Large investments in hydrogen production, transport and use might actually come “quicker” than expected, the official added, thanks to the extra funds liberated by the crisis. At the launch of the EU economic recovery package, Timmermans called clean hydrogen “one of our top priorities”. Climate campaigners agree that it is indispensable to the net zero goal, but only for the last 20% of emission reductions. They worry that hydrogen may distract policymakers – and divert resources – from the enormous investments still needed in energy efficiency, renewables and electrification, which have to deliver the other 80%. Moreover, the climate impact of hydrogen depends entirely on how it is made: clean hydrogen needs to be defined before it is promoted, they say.
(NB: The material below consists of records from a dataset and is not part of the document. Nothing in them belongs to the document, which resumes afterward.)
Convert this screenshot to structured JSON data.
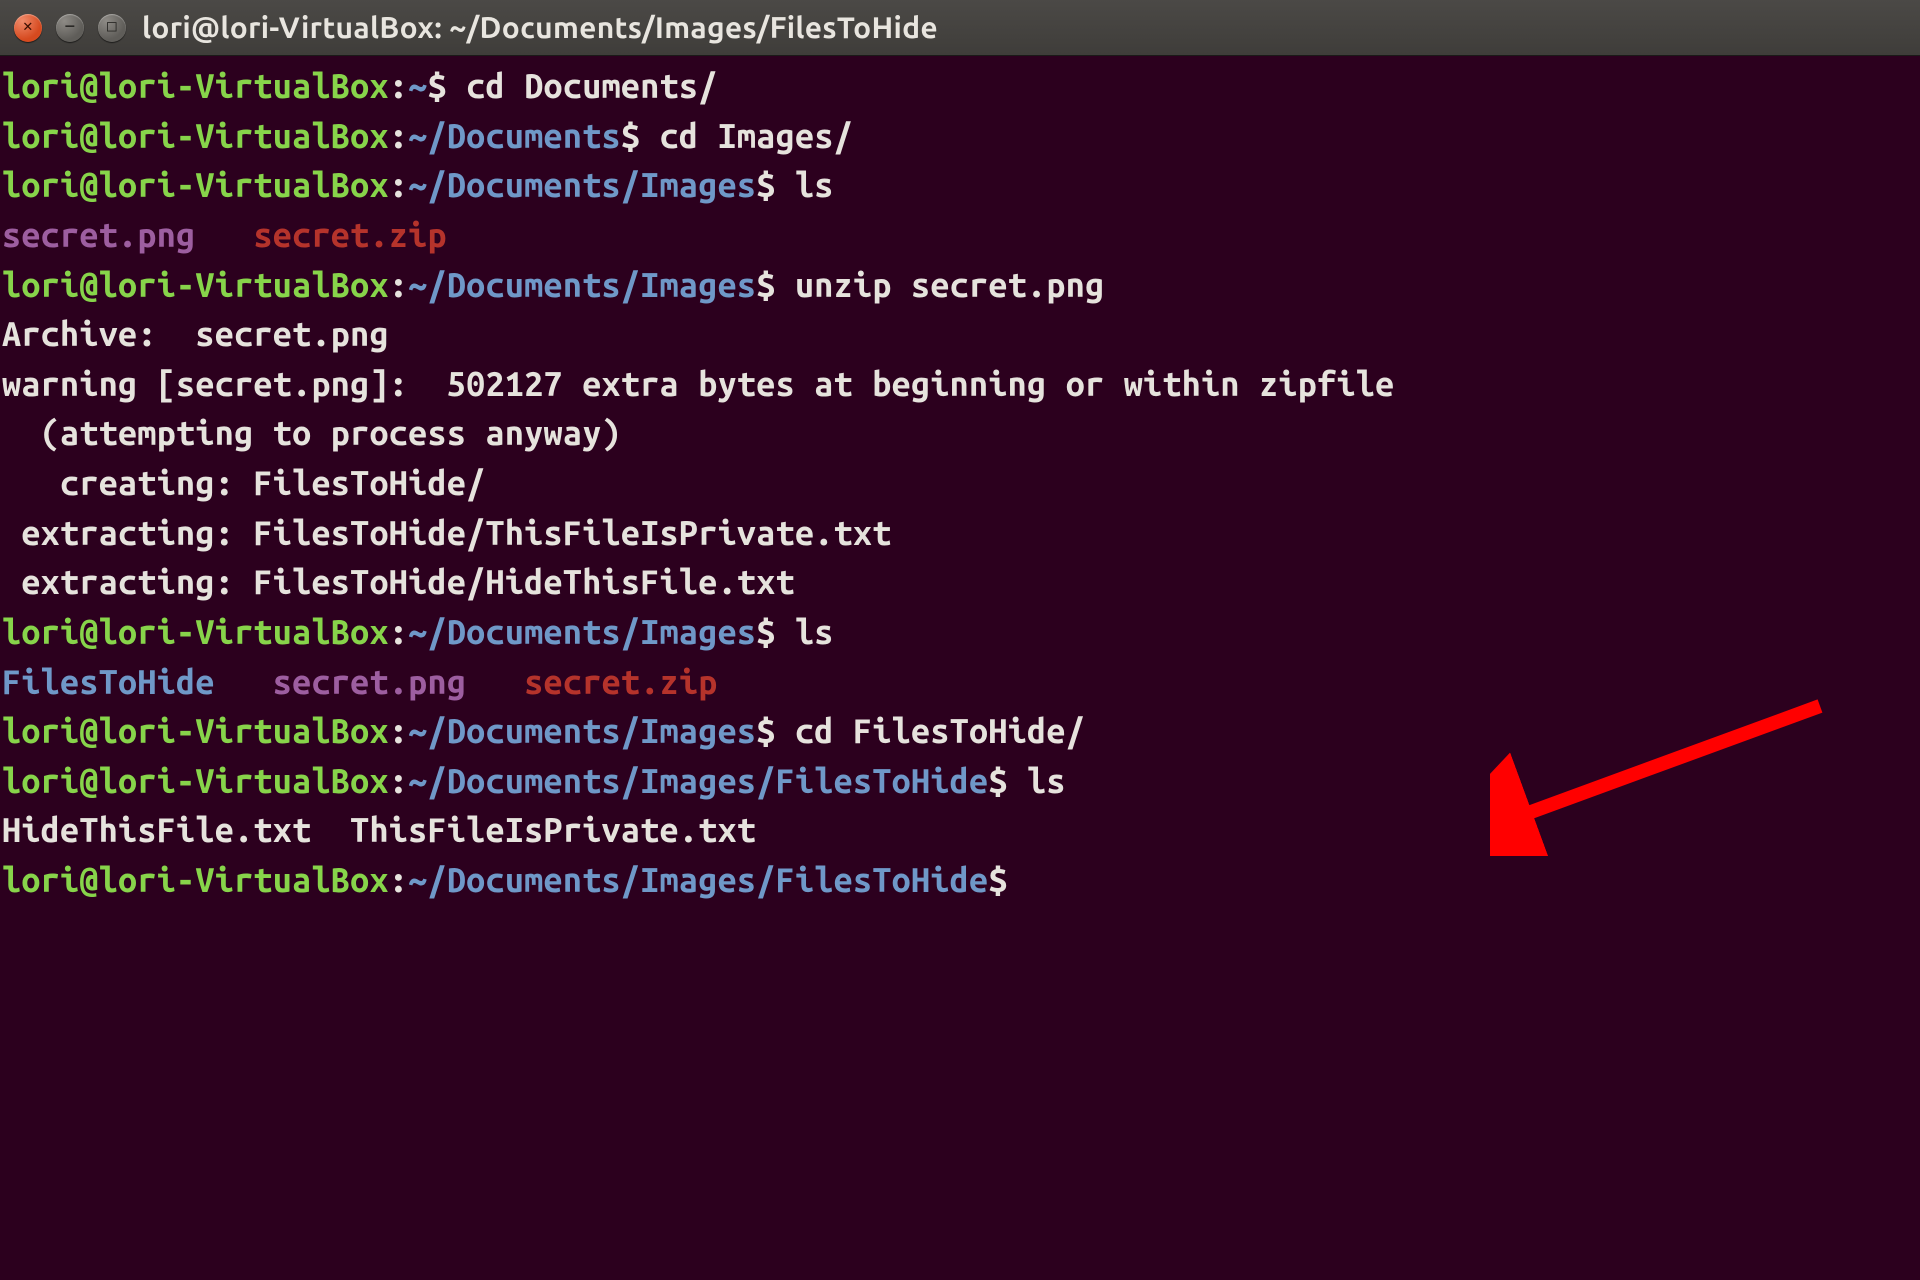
{
  "window": {
    "title": "lori@lori-VirtualBox: ~/Documents/Images/FilesToHide"
  },
  "colors": {
    "background": "#2c001e",
    "prompt_user_host": "#87d44a",
    "prompt_path": "#6f98c8",
    "text": "#e6e3dd",
    "file_image": "#9d5ea0",
    "file_archive": "#b5332b",
    "directory": "#6f98c8",
    "arrow": "#ff0000"
  },
  "prompt": {
    "user_host": "lori@lori-VirtualBox",
    "sep_colon": ":",
    "tilde": "~",
    "dollar": "$"
  },
  "paths": {
    "home": "~",
    "docs": "~/Documents",
    "images": "~/Documents/Images",
    "filestohide": "~/Documents/Images/FilesToHide"
  },
  "cmds": {
    "cd_documents": "cd Documents/",
    "cd_images": "cd Images/",
    "ls1": "ls",
    "unzip": "unzip secret.png",
    "ls2": "ls",
    "cd_filestohide": "cd FilesToHide/",
    "ls3": "ls"
  },
  "ls_out1": {
    "img": "secret.png",
    "zip": "secret.zip"
  },
  "unzip_out": {
    "l1": "Archive:  secret.png",
    "l2": "warning [secret.png]:  502127 extra bytes at beginning or within zipfile",
    "l3": "  (attempting to process anyway)",
    "l4": "   creating: FilesToHide/",
    "l5": " extracting: FilesToHide/ThisFileIsPrivate.txt",
    "l6": " extracting: FilesToHide/HideThisFile.txt"
  },
  "ls_out2": {
    "dir": "FilesToHide",
    "img": "secret.png",
    "zip": "secret.zip"
  },
  "ls_out3": {
    "line": "HideThisFile.txt  ThisFileIsPrivate.txt"
  },
  "annotation": {
    "type": "arrow",
    "color": "#ff0000",
    "points_to": "cd FilesToHide/ command line"
  }
}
Hydrogen has appeal because it could create millions of new jobs – one million by 2030 and 5.4 million by 2050, according to an industry-led roadmap for Europe – and because the EU sees an opportunity to lead a global electrolyser industry. (The ultimate goal, “green” hydrogen, is made from the electrolysis of water powered by solar or wind energy). The COVID-19 crisis has reignited a desire among policymakers to be in control of strategic value chains. Having lost out to Asia on solar panels and batteries, the EU sees an opportunity to hold onto a sector where industry insiders say it has a three-year lead. Europe has filed about twice as many patents and publications on electrolysis technology as its nearest competitors the US, China and Japan over the last 10-15 years.

Besides industry, aviation and shipping are the two sectors that everyone agrees can benefit from a hydrogen economy, in the form of hydrogen-derived “e-fuels”. Transport is one of the parts of the economy that has suffered most these past few months. The sector will account for almost half of an expected 5.5% global drop in energy CO2 emissions this year, reports S&P Global Platts. Demand reduction – “less is more”, as those in Michael Moore’s latest documentary “Planet of the Humans” call it – is touted by some as the only long-term solution to climate change. But it sits uncomfortably with jobs and growth.

Von der Leyen’s attempt to square this circle is a new goal for the post-COVID-19 recovery: “competitive sustainability”. The EU’s economic recovery package attempts to adhere to the Green Deal but its €750 billion is dwarfed by nearly €2 trillion – and counting – in national bailouts. The Commission can urge but not enforce green conditions there. Despite some positive signs, most recently support for electric vehicles in France and Germany – all German petrol stations will have to offer electric car charging in future – there are also still calls to postpone “green” rules. Fossil fuel prices are at record lows. What happens now largely depends on what governments do. Samsom summed it up nicely: “We might have the political will at hand for a more sustainable future.”